Dura Automotive Systems (Canada) Ltd.
617 Douro Street
Stratford, ON 
N5A 6V5

Attention: Diana Sinatra

Administrator and Applicant

 


NOTICE OF PROPOSAL

 

I PROPOSE TO REFUSE TO APPROVE the request made December 5, 2006 by Dura Automotive Systems (Canada) Ltd. (“Dura”) for payment of 100% of the monthly pension benefit entitlements of former employees who retired after the date that Dura issued a Notice of Proposal of Wind Up of the Dura Automotive Systems (Canada) Ltd. Pension Plan for Stratford Bargaining Unit Employees, Registration Number 240960 (the “Plan”), pursuant to section 70(3) of the PBA.

 

REASONS:

 

  1. Dura is the employer and administrator of the Plan.  The Plan is a defined benefit plan which covers employees at Dura’s facility in Stratford, Ontario who are represented by the International Association of Machinists and Aerospace Workers, Local No. 1927.

  2. Dura’s American parent company recently sought Chapter 11 Bankruptcy protection in the United States and parallel Companies’ Creditors Arrangement Act, R.S.C. 1985, c. C-36 (the “CCAA”) proceedings were commenced in Ontario on November 1, 2006. A CCAA stay of proceedings is currently in place.

  3. On or about November 30, 2006, Dura provided notice of its intention to wind up the Plan effective November 2, 2007. Dura has indicated that the reason for the wind up is the planned closure of its Stratford facilities. The bulk of the associated terminations are expected between November 30, 2006 and November 2, 2007.

  4. On December 5, 2006, Dura requested (through its consultant Aon Consulting Inc., “AON”) approval under section 70(3) of the PBA to “commence monthly pension benefits to those members that are eligible for immediate retirement” at the 100% level and for the payment of eligible expenses out of the Plan.

  5. By letter dated December 11, 2006 to AON, Financial Services Commission of Ontario (“FSCO”) staff requested further information in respect of the estimated funded ratio of the Plan on a wind up basis and the level of benefits being paid to current pensioners. Plan related administrative fees and expenses actually occurred at the date of payment and while Dura remained the administrator of the Plan were approved.

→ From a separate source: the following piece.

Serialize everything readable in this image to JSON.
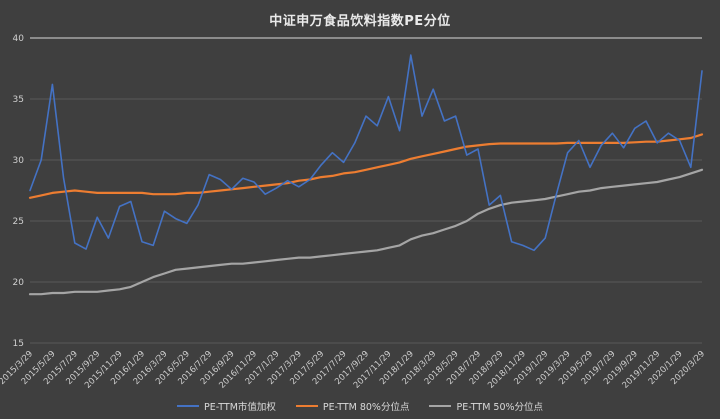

  6. On January 15, 2007, AON advised, in a response to FSCO’s December 11, 2006 request, that the transfer ratio for the Plan was 85% as at November 30, 2006. AON also indicated that it was Dura’s intention to “pay out all current and future retirees at 100% of their pension entitlement, while continuing to fund the solvency deficit in accordance with the last filed valuation report.”

  7. On January 31, 2007, Dura’s request for approval under section 70(3) of the PBA to pay 100% of pension entitlements to those members who elect to receive an immediate pension was refused in the Refusal Letter signed by Tom Golfetto, Director, Pension Plans Branch by Delegated Authority from the Superintendent of Financial Services. The reasons cited for the refusal were uncertainty (given the ongoing insolvency proceedings) whether Dura will be able to meet the funding requirements of the Plan, the transfer ratio of 85% and the fact that the solvency payments to the Plan did not take into account the Plan’s wind up liabilities.

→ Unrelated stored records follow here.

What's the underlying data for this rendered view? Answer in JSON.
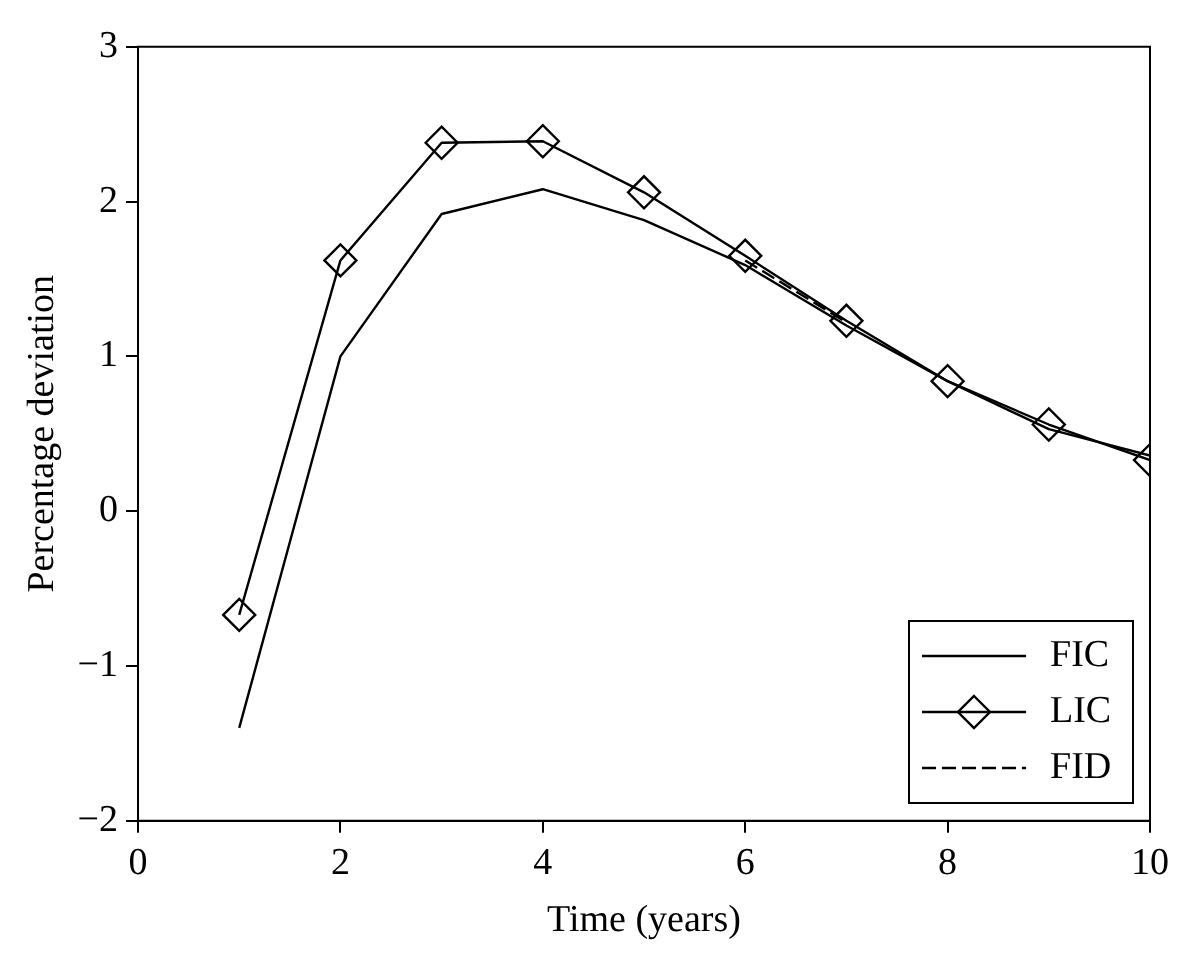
{
  "chart_data": {
    "type": "line",
    "xlabel": "Time (years)",
    "ylabel": "Percentage deviation",
    "x": [
      1,
      2,
      3,
      4,
      5,
      6,
      7,
      8,
      9,
      10
    ],
    "series": [
      {
        "name": "FIC",
        "color": "#000000",
        "marker": "none",
        "line_style": "solid",
        "values": [
          -1.4,
          1.0,
          1.92,
          2.08,
          1.88,
          1.59,
          1.2,
          0.84,
          0.53,
          0.36
        ]
      },
      {
        "name": "LIC",
        "color": "#000000",
        "marker": "diamond",
        "line_style": "solid",
        "values": [
          -0.67,
          1.62,
          2.38,
          2.39,
          2.06,
          1.65,
          1.23,
          0.84,
          0.56,
          0.33
        ]
      },
      {
        "name": "FID",
        "color": "#000000",
        "marker": "none",
        "line_style": "dashed",
        "values": [
          null,
          null,
          null,
          null,
          null,
          1.62,
          1.22,
          null,
          null,
          null
        ]
      }
    ],
    "xlim": [
      0,
      10
    ],
    "xticks": [
      0,
      2,
      4,
      6,
      8,
      10
    ],
    "ylim": [
      -2,
      3
    ],
    "yticks": [
      -2,
      -1,
      0,
      1,
      2,
      3
    ],
    "grid": false,
    "legend": "bottom right"
  }
}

  8. On February 21, 2007, counsel for Dura, Baker & Mackenzie LLP, requested clarification on whether the Refusal Letter constituted a Notice of Proposal to Refuse approval and whether or not Dura was entitled to request a hearing in relation to this decision.

  9. On March 28, 2007, FSCO staff responded to Baker & Mackenzie’s February 21, 2007 letter, confirming that FSCO’s January 31, 2007 response did not constitute a proposed refusal of the Superintendent (or his designate) giving rise to hearing rights but was intended to provide Dura with an indication of the recommendation that FSCO staff would make to the Superintendent (or his designate) if the matter were to proceed to the Notice of Proposal (NOP) stage and was based on information available to FSCO staff at the time of the January 31, 2007 letter. Dura was then invited to provide new information supporting their position.

  10. Baker & Mackenzie responded by letter dated May 1, 2007 indicating that Dura did not have any new information to submit at that time and requesting on behalf of Dura that a Notice of Proposal be issued by the Superintendent (or his designate) under section 89 of the PBA in respect of the position set out in FSCO’s January 31, 2007 letter.

  11. There are insufficient grounds in the present case to approve payment of 100% of pension benefit entitlements to employees who have or will retire from Dura subsequent to the effective date of the wind up (“Future Retirees”). In particular:

    1. Adequate funding of the pension fund is in doubt due to the CCAA proceedings;

    2. In the event that the restructuring of Dura fails and Dura proceeds to bankruptcy and there are insufficient funds available in the estate to fund the wind up deficit, benefits will need to be reduced by the administrator appointed by the Superintendent;

    3. The proposal of Dura to continue to fund the solvency deficit in accordance with the last filed valuation report does not address the deficit with respect to the wind up of the Plan effective November 2, 2007.


      Consequently, payment of 100% of pension benefit entitlements to Future Retirees could add additional hardship to all retirees should the payment of the additional amounts over the funded ratio of 85% need to be repaid or recouped through lump sum payments or a reduction in future pension benefit payments.

  12. Such further and other reasons as may come to my attention.

 


YOU ARE ENTITLED TO A HEARING
by the Financial Services Tribunal (the "Tribunal") pursuant to section 89(6) of the PBA. To request a hearing, you must deliver to the Tribunal a written notice that you require a hearing, within thirty (30) days after this Notice of Proposal is served on you.*

 

YOUR WRITTEN NOTICE must be delivered to:

 

Financial Services Tribunal
5160 Yonge Street
14th Floor
Toronto, Ontario
M2N 6L9

Attention: The Registrar

 

 

FOR FURTHER INFORMATION on a Form for the written notice, please see the Tribunal website at www.fstontario.ca or contact the Registrar of the Tribunal by phone  at 416- 590-7294,  toll free at 1-800-668-0128, ext. 7294, or by fax at 416-226-7750.

 

IF YOU FAIL TO REQUEST A HEARING WITHIN THIRTY (30) DAYS, I MAY CARRY OUT THE PROPOSAL AS DESCRIBED IN THIS NOTICE.

 

 

DATED at Toronto, Ontario, this  21st day of September, 2007

 

 


                            _______________             

K. David Gordon
Deputy Superintendent, Pensions

 

Copy:  

Baker & Mackenzie LLP
BCE Place
181 Bay Street, Suite 2100
P.O. Box 874
Toronto, ON 
M5J 2T3

Attention: Susan G. Seller
Counsel for Dura Automotive Systems (Canada) Ltd.

 

* NOTE - Pursuant to section 112 of the PBA any Notice, Order or other document is sufficiently given, served or delivered if delivered personally or sent by regular mail and any document sent by regular mail shall be deemed to be given, served or delivered on the seventh day after the date of mailing.